Et il me pousse vers certains coins, vers certaines maisons humides, / vers des hôpitaux où les os sortent par la fenêtre, / vers certaines cordonneries à l’odeur de vinaigre, / vers de rues effroyables comme des crevasses. / Il y a des oiseaux couleur de soufre et d’horribles intestins / pendant aux portes des maisons que je hais.

Pablo Neruda, cité p. 634

En découvrant les recueils de nouvelles de cette autrice, j’ai été charmée par son sens de la narration et sa capacité à mêler macabre, luminosité et tréfonds de l’âme humaine. Et qui dit été dit plus de temps pour lire des pavés, alors je me suis attaquée à son œuvre la plus longue, le très acclamé roman Notre part de nuit, lauréat de plusieurs prix.

Il me tardait de pouvoir plonger à nouveau dans son univers par un format plus long qui laisserait le temps à son style et sa créativité de s’épanouir. Et je n’ai pas été déçue. Lire un récit horrifique est vraiment hors de ma zone confort( si j’occulte ma phase boulimique Stephen King à l’adolescence), mais j’ai été cueillie par la construction, la richesse et les nombreuses portes d’entrées de ce texte saisissant. Par contre âmes sensibles s’abstenir.
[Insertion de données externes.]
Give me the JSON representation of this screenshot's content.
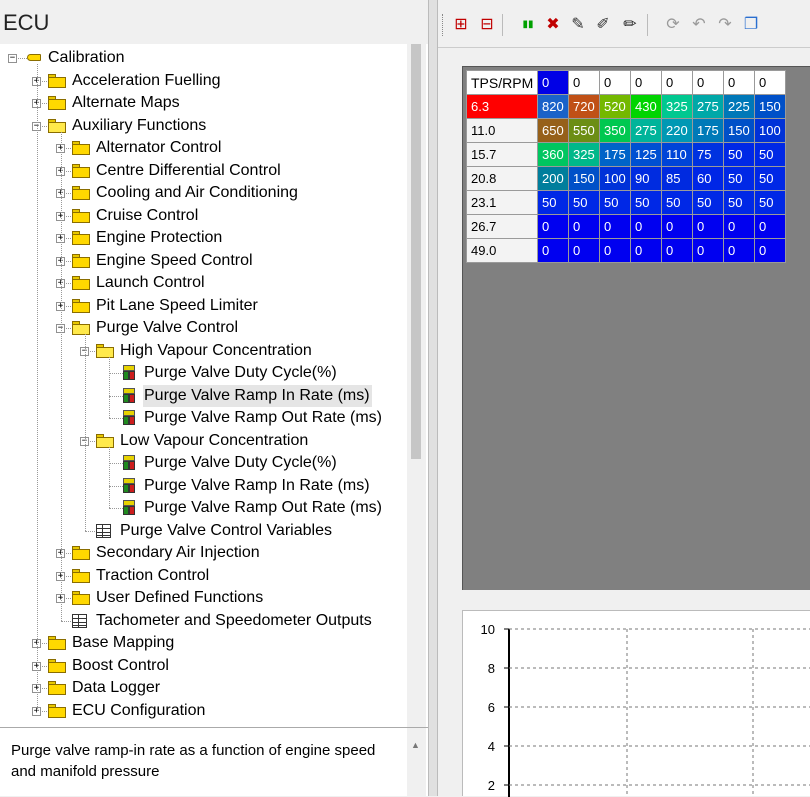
{
  "app_title": "ECU",
  "tree": {
    "items": [
      {
        "label": "Calibration",
        "level": 0,
        "icon": "calibration-icon",
        "expander": "minus"
      },
      {
        "label": "Acceleration Fuelling",
        "level": 1,
        "icon": "folder-icon",
        "expander": "plus"
      },
      {
        "label": "Alternate Maps",
        "level": 1,
        "icon": "folder-icon",
        "expander": "plus"
      },
      {
        "label": "Auxiliary Functions",
        "level": 1,
        "icon": "folder-open-icon",
        "expander": "minus"
      },
      {
        "label": "Alternator Control",
        "level": 2,
        "icon": "folder-icon",
        "expander": "plus"
      },
      {
        "label": "Centre Differential Control",
        "level": 2,
        "icon": "folder-icon",
        "expander": "plus"
      },
      {
        "label": "Cooling and Air Conditioning",
        "level": 2,
        "icon": "folder-icon",
        "expander": "plus"
      },
      {
        "label": "Cruise Control",
        "level": 2,
        "icon": "folder-icon",
        "expander": "plus"
      },
      {
        "label": "Engine Protection",
        "level": 2,
        "icon": "folder-icon",
        "expander": "plus"
      },
      {
        "label": "Engine Speed Control",
        "level": 2,
        "icon": "folder-icon",
        "expander": "plus"
      },
      {
        "label": "Launch Control",
        "level": 2,
        "icon": "folder-icon",
        "expander": "plus"
      },
      {
        "label": "Pit Lane Speed Limiter",
        "level": 2,
        "icon": "folder-icon",
        "expander": "plus"
      },
      {
        "label": "Purge Valve Control",
        "level": 2,
        "icon": "folder-open-icon",
        "expander": "minus"
      },
      {
        "label": "High Vapour Concentration",
        "level": 3,
        "icon": "folder-open-icon",
        "expander": "minus"
      },
      {
        "label": "Purge Valve Duty Cycle(%)",
        "level": 4,
        "icon": "map-cube-icon",
        "expander": "none"
      },
      {
        "label": "Purge Valve Ramp In Rate (ms)",
        "level": 4,
        "icon": "map-cube-icon",
        "expander": "none",
        "selected": true
      },
      {
        "label": "Purge Valve Ramp Out Rate (ms)",
        "level": 4,
        "icon": "map-cube-icon",
        "expander": "none"
      },
      {
        "label": "Low Vapour Concentration",
        "level": 3,
        "icon": "folder-open-icon",
        "expander": "minus"
      },
      {
        "label": "Purge Valve Duty Cycle(%)",
        "level": 4,
        "icon": "map-cube-icon",
        "expander": "none"
      },
      {
        "label": "Purge Valve Ramp In Rate (ms)",
        "level": 4,
        "icon": "map-cube-icon",
        "expander": "none"
      },
      {
        "label": "Purge Valve Ramp Out Rate (ms)",
        "level": 4,
        "icon": "map-cube-icon",
        "expander": "none"
      },
      {
        "label": "Purge Valve Control Variables",
        "level": 3,
        "icon": "table-icon",
        "expander": "none"
      },
      {
        "label": "Secondary Air Injection",
        "level": 2,
        "icon": "folder-icon",
        "expander": "plus"
      },
      {
        "label": "Traction Control",
        "level": 2,
        "icon": "folder-icon",
        "expander": "plus"
      },
      {
        "label": "User Defined Functions",
        "level": 2,
        "icon": "folder-icon",
        "expander": "plus"
      },
      {
        "label": "Tachometer and Speedometer Outputs",
        "level": 2,
        "icon": "table-icon",
        "expander": "none"
      },
      {
        "label": "Base Mapping",
        "level": 1,
        "icon": "folder-icon",
        "expander": "plus"
      },
      {
        "label": "Boost Control",
        "level": 1,
        "icon": "folder-icon",
        "expander": "plus"
      },
      {
        "label": "Data Logger",
        "level": 1,
        "icon": "folder-icon",
        "expander": "plus"
      },
      {
        "label": "ECU Configuration",
        "level": 1,
        "icon": "folder-icon",
        "expander": "plus"
      }
    ]
  },
  "description": "Purge valve ramp-in rate as a function of engine speed and manifold pressure",
  "toolbar": {
    "buttons": [
      {
        "name": "insert-row-icon",
        "glyph": "⊞",
        "color": "#c00000"
      },
      {
        "name": "delete-row-icon",
        "glyph": "⊟",
        "color": "#c00000"
      },
      {
        "name": "insert-column-icon",
        "glyph": "▮▮",
        "color": "#00a000"
      },
      {
        "name": "delete-column-icon",
        "glyph": "✖",
        "color": "#c00000"
      },
      {
        "name": "edit-axis-icon",
        "glyph": "✎",
        "color": "#333333"
      },
      {
        "name": "edit-values-icon",
        "glyph": "✐",
        "color": "#333333"
      },
      {
        "name": "pencil-icon",
        "glyph": "✏",
        "color": "#222222"
      },
      {
        "name": "refresh-icon",
        "glyph": "⟳",
        "color": "#9a9a9a"
      },
      {
        "name": "undo-icon",
        "glyph": "↶",
        "color": "#9a9a9a"
      },
      {
        "name": "redo-icon",
        "glyph": "↷",
        "color": "#9a9a9a"
      },
      {
        "name": "copy-icon",
        "glyph": "❐",
        "color": "#2a6fd0"
      }
    ]
  },
  "map_table": {
    "corner_label": "TPS/RPM",
    "rpm_axis": [
      "0",
      "0",
      "0",
      "0",
      "0",
      "0",
      "0",
      "0"
    ],
    "rows": [
      {
        "tps": "6.3",
        "values": [
          "820",
          "720",
          "520",
          "430",
          "325",
          "275",
          "225",
          "150"
        ]
      },
      {
        "tps": "11.0",
        "values": [
          "650",
          "550",
          "350",
          "275",
          "220",
          "175",
          "150",
          "100"
        ]
      },
      {
        "tps": "15.7",
        "values": [
          "360",
          "325",
          "175",
          "125",
          "110",
          "75",
          "50",
          "50"
        ]
      },
      {
        "tps": "20.8",
        "values": [
          "200",
          "150",
          "100",
          "90",
          "85",
          "60",
          "50",
          "50"
        ]
      },
      {
        "tps": "23.1",
        "values": [
          "50",
          "50",
          "50",
          "50",
          "50",
          "50",
          "50",
          "50"
        ]
      },
      {
        "tps": "26.7",
        "values": [
          "0",
          "0",
          "0",
          "0",
          "0",
          "0",
          "0",
          "0"
        ]
      },
      {
        "tps": "49.0",
        "values": [
          "0",
          "0",
          "0",
          "0",
          "0",
          "0",
          "0",
          "0"
        ]
      }
    ],
    "selected_rpm_index": 0,
    "selected_tps_index": 0,
    "cell_colors": [
      [
        "#1a62c9",
        "#c05016",
        "#74b800",
        "#00d400",
        "#00c890",
        "#00a8a8",
        "#0078b8",
        "#0050c8"
      ],
      [
        "#96601a",
        "#6c8e14",
        "#00c850",
        "#00b49a",
        "#0098b4",
        "#007ab8",
        "#0050c8",
        "#0032d8"
      ],
      [
        "#00c660",
        "#00b88a",
        "#0064c8",
        "#0050d2",
        "#0044d8",
        "#0032e0",
        "#0028e6",
        "#0028e6"
      ],
      [
        "#007e9c",
        "#0050c8",
        "#0032d8",
        "#002ce0",
        "#002ae0",
        "#0026e6",
        "#0028e6",
        "#0028e6"
      ],
      [
        "#0028e6",
        "#0028e6",
        "#0028e6",
        "#0028e6",
        "#0028e6",
        "#0028e6",
        "#0028e6",
        "#0028e6"
      ],
      [
        "#0000f0",
        "#0000f0",
        "#0000f0",
        "#0000f0",
        "#0000f0",
        "#0000f0",
        "#0000f0",
        "#0000f0"
      ],
      [
        "#0000f0",
        "#0000f0",
        "#0000f0",
        "#0000f0",
        "#0000f0",
        "#0000f0",
        "#0000f0",
        "#0000f0"
      ]
    ]
  },
  "graph": {
    "y_ticks": [
      "10",
      "8",
      "6",
      "4",
      "2"
    ]
  }
}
« Une telle lumière ce matin-là et le ciel limpide, à peine une tache blanche dans le bleu brûlant, plus semblable à une traînée de fumée qu’à un nuage. » p.13

En ouvrant les premières pages, on découvre un père et son jeune fils en cavale. La mère est décédée, le père gravement malade du cœur, et l’enfant fragile, convoquant un imaginaire de road trip post-apocalyptique. Puis l’histoire s’affine, et l’on comprend que Juan, le père, semble posséder un don un peu étrange, qu’il aurait transmis à son fils, Gaspar, et que certaines personnes malintentionnées convoitent. Nous sommes dans la narration par le biais de Juan, dont on sent la souffrance et l’urgence de régler cette situation avant une mort qu’il sent prochaine. Le décor de l’intrigue, une Argentine étouffée par la dictature militaire qui à sévi de 1976 à 1983, fait écho à la dramatique épreuve qui a récemment touché les deux protagonistes, le décès brutal de Rosario, la mère, et dont on sent le deuil les accabler.

Et alors que l’on pense s’installer dans une trame narrative haletante mais plutôt classique, Mariana Enriquez rebat les cartes. Deuxième partie, autre temporalité et autre voix, celle du docteur qui a « sauvé » Juan enfant en l’opérant. Puis arrive rapidement une nouvelle ellipse narrative.

S’enchaînent ainsi des chapitres plus ou moins longs ( de quelques dizaines à plusieurs centaines de pages), qui zooment et dézooment sur cette histoire complexe, et nous donnent les clés tout en dévoilant de nouvelles portes inaccessibles. Un peu comme une lampe torche qui éclairerait les pièces effrayantes d’une maison hantée…C’est mené de main de maître, intrigant, on navigue dans les pensées et les époques avec une fluidité folle, bref vous l’aurez compris j’ai adoré la construction déroutante du récit. Il faut certes s’accrocher un peu au début, mais une fois que l’intrigue se révèle pleinement, on profite de cette richesse narrative et de ton. Je préfère d’ailleurs ne pas trop la dévoiler, pour laisser aux personnes tenté.es par le plaisir de se jeter à l’eau.

Là où ce roman est aussi une réussite, c’est dans la capacité de l’autrice à mêler fantastique et horreur avec des thématiques bien réelles . Une société occulte, des noms dits, des disparus sans laisser de trace, des chairs meurtries au plus haut degré…Autant de métaphores d’un système dictatorial d’une brutalité inouïe. La violence est partout dans le récit, qu’elle soit politique, fantastique, ou humaine. La magie est sombre, inquiétante, comme un fardeau que l’on porte. Les liens familiaux sont ambigus, et le récit ne rechigne pas sur le gore en convoquant des images particulièrement troublantes. C’est peut-être là que se situe mon seul bémol, certaines scènes sont vraiment violentes et mettent profondément mal à l’aise. Mais cela reste une lecture fascinante pour laquelle j’ai pris beaucoup de plaisir !

Je vais continuer l’exploration (après une petite pause pour m’en remettre) de cette autrice avec deux autres lectures, présentées ici.

Notre part de nuit, Mariana Enriquez. Traduit de l’espagnol (Argentine) par Anne Plantagenet.Editions du sous-sol, 2021.